Even aside from emergency room visits, alcohol causes harms, Myran said. It harms the individual by putting them at greater risk of accidents, addiction and organ damage, and contributes to many cancers, he said. It also harms others through violence, motor vehicle collisions and disorders like fetal alcohol spectrum disorder.
A recent study by the Canadian Institute for Substance Use Research found that alcohol use cost the Canadian economy $14.6 billion in lost productivity, health-care and criminal justice costs in 2014.
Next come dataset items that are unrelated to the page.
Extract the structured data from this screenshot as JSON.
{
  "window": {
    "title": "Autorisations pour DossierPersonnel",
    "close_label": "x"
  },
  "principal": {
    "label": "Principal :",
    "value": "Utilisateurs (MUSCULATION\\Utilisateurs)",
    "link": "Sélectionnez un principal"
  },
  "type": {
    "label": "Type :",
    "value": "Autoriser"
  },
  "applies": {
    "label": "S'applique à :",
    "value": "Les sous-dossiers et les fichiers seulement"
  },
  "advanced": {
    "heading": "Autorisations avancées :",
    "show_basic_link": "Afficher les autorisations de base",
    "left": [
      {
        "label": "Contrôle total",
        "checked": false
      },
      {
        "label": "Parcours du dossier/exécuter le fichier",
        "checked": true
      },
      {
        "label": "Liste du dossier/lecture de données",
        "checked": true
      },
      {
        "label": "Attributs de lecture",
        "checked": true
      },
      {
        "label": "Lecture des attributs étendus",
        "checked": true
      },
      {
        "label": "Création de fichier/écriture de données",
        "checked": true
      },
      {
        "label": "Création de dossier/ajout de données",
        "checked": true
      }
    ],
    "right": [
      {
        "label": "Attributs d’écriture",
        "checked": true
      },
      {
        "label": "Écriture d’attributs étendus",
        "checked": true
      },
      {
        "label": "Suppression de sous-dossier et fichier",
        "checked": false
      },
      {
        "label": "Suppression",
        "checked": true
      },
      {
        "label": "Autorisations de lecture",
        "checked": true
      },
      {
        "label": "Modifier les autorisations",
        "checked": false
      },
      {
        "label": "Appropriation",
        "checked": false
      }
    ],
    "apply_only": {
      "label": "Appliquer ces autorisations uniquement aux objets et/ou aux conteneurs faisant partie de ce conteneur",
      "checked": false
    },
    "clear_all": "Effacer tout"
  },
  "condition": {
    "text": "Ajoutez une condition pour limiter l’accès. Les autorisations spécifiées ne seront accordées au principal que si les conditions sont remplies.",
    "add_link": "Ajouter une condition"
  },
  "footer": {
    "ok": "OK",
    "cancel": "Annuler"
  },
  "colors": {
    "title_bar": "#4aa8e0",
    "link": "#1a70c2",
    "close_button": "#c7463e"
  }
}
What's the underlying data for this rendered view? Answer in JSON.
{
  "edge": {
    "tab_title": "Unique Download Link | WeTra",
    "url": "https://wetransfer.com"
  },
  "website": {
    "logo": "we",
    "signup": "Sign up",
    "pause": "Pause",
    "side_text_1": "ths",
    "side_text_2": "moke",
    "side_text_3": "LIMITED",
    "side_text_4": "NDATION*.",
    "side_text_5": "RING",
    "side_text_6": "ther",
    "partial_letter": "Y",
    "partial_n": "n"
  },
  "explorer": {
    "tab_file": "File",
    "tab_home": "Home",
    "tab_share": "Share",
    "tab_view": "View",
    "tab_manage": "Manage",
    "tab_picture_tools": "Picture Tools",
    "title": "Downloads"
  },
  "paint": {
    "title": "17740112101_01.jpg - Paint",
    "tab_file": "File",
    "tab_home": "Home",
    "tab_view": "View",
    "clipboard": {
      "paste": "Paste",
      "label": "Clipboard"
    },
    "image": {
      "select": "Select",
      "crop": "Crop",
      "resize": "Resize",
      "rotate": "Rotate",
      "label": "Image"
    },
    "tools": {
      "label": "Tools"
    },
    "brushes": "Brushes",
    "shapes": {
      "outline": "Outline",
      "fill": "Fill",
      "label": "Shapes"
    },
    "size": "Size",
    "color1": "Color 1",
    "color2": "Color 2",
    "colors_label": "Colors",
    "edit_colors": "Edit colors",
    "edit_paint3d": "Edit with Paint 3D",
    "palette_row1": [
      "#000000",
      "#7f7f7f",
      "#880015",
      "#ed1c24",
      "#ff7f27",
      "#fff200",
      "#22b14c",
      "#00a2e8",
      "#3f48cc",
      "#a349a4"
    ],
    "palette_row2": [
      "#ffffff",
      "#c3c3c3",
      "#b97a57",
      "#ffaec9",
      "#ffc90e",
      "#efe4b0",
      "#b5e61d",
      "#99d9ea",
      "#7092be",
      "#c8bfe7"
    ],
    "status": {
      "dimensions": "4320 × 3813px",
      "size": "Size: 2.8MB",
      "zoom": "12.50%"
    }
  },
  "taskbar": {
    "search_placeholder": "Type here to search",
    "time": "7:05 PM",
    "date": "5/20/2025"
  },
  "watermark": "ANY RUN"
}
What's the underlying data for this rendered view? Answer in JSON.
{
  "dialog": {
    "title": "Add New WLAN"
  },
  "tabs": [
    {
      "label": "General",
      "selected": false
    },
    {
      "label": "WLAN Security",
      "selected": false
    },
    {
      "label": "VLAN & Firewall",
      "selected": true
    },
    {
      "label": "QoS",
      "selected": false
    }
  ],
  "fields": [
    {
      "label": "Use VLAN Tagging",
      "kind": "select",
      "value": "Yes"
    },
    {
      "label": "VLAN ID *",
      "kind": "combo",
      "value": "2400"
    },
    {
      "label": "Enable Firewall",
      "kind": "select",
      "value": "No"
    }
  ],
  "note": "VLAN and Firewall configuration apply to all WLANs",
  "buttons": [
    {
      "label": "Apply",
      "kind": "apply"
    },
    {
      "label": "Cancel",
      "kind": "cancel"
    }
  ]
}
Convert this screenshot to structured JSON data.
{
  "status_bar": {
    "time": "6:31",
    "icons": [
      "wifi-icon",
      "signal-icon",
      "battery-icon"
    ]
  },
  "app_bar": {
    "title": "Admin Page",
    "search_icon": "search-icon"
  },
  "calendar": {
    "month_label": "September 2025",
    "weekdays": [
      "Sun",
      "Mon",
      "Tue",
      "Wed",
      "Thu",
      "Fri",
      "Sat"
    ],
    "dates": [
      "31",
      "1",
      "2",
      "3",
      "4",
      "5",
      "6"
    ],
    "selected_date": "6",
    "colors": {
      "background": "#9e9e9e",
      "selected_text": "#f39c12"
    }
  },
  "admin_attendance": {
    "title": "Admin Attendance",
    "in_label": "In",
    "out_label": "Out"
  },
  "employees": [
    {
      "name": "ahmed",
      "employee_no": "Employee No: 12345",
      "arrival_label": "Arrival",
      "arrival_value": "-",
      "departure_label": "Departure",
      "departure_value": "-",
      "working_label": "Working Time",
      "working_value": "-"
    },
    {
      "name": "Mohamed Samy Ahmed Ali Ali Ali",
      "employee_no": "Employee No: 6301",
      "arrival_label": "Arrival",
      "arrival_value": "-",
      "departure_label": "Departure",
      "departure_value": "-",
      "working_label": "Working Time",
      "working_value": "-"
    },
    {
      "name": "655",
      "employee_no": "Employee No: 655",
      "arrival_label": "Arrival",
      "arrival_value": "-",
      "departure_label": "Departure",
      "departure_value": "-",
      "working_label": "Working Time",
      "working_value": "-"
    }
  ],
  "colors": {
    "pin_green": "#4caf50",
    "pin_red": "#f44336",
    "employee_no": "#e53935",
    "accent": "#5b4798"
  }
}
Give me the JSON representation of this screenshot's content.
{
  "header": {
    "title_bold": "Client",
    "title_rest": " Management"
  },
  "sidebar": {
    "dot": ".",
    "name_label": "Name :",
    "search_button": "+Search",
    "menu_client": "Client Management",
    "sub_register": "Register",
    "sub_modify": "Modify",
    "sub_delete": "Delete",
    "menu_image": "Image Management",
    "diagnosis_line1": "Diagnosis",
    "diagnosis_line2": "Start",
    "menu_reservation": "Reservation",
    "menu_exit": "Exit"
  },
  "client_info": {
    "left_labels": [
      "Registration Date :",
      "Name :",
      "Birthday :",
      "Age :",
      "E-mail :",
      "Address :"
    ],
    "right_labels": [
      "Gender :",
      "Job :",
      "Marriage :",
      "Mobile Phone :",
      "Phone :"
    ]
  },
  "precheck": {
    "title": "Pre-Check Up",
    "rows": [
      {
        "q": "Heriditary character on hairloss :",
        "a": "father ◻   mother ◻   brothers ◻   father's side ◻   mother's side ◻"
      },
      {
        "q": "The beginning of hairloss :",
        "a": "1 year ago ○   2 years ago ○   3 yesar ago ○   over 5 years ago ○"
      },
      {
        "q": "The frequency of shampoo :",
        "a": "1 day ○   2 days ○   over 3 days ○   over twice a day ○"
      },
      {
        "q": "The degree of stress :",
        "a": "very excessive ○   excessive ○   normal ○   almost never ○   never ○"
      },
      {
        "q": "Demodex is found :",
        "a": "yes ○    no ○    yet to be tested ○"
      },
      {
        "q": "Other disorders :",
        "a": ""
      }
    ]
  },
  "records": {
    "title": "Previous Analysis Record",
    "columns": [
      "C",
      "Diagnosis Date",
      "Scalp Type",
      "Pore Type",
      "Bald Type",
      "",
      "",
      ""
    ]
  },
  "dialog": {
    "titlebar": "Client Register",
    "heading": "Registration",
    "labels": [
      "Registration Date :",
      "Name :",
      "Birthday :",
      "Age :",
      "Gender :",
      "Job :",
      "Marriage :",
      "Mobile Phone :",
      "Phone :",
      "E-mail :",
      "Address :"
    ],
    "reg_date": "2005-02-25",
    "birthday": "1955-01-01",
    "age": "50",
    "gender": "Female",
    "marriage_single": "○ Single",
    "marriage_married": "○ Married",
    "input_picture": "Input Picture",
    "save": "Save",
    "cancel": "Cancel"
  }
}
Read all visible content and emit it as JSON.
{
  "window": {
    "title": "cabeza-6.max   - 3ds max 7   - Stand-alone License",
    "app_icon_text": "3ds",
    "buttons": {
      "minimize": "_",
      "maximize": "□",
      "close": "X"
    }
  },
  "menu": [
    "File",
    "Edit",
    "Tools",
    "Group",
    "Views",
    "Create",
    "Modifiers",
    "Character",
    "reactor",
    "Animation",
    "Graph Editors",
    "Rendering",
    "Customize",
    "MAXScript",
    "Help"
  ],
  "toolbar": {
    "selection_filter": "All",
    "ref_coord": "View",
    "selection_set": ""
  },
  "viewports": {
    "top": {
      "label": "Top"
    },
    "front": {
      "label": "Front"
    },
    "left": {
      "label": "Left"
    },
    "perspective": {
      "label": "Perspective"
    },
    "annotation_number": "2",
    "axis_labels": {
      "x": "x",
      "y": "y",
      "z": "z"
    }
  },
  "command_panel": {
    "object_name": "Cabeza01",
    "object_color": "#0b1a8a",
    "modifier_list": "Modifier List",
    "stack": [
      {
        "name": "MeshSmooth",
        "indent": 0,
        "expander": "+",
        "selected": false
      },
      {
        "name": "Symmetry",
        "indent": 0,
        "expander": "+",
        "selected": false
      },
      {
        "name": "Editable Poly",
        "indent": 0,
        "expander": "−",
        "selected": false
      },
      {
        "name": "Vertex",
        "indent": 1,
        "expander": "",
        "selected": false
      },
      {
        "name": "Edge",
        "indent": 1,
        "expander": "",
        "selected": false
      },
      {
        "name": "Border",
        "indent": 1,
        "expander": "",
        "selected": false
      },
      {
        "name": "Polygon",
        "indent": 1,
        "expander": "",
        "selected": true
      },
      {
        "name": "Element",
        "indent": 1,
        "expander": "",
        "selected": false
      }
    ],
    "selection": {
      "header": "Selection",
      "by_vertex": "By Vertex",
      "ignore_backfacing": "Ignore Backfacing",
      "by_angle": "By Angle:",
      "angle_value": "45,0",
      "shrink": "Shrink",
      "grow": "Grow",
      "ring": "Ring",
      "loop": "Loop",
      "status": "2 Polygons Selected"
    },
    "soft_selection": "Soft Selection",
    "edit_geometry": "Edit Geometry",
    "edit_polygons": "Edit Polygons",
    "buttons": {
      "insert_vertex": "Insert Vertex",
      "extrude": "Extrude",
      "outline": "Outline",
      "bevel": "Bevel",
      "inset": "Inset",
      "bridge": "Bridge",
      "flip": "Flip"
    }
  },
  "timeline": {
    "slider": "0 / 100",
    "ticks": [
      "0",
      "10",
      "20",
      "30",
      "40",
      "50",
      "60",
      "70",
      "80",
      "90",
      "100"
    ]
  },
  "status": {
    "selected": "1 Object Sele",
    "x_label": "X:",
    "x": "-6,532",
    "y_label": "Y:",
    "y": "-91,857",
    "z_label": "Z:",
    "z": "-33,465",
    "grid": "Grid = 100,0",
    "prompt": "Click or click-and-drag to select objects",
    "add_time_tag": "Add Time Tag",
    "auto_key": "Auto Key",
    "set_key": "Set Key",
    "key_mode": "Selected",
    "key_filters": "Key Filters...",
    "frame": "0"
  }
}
“Health-care providers need to be thinking about providing more services screening individuals for unhealthy alcohol use,” Myran said. “This can’t just be about catching people when they’ve had serious complications or when they’ve developed an alcohol use disorder.”
He’d like to see more programs to help people when they’re just starting to drink in unhealthy patterns, to provide them with guidance.
Alcohol consumption moves up and down with the economy and government policies, Stockwell said, and historically speaking, Canadians still drink less than they did in the very early 20th century, or even than in the early 1970s.
“It’s just been rises and falls in the overall consumption of populations all over the world, and with the attendant harms and life goes on,” he said.
“It’s just that people die slightly earlier when there’s high consumption periods and live slightly longer when there’s low consumption periods. And, of course, some people’s lives are cut very short.”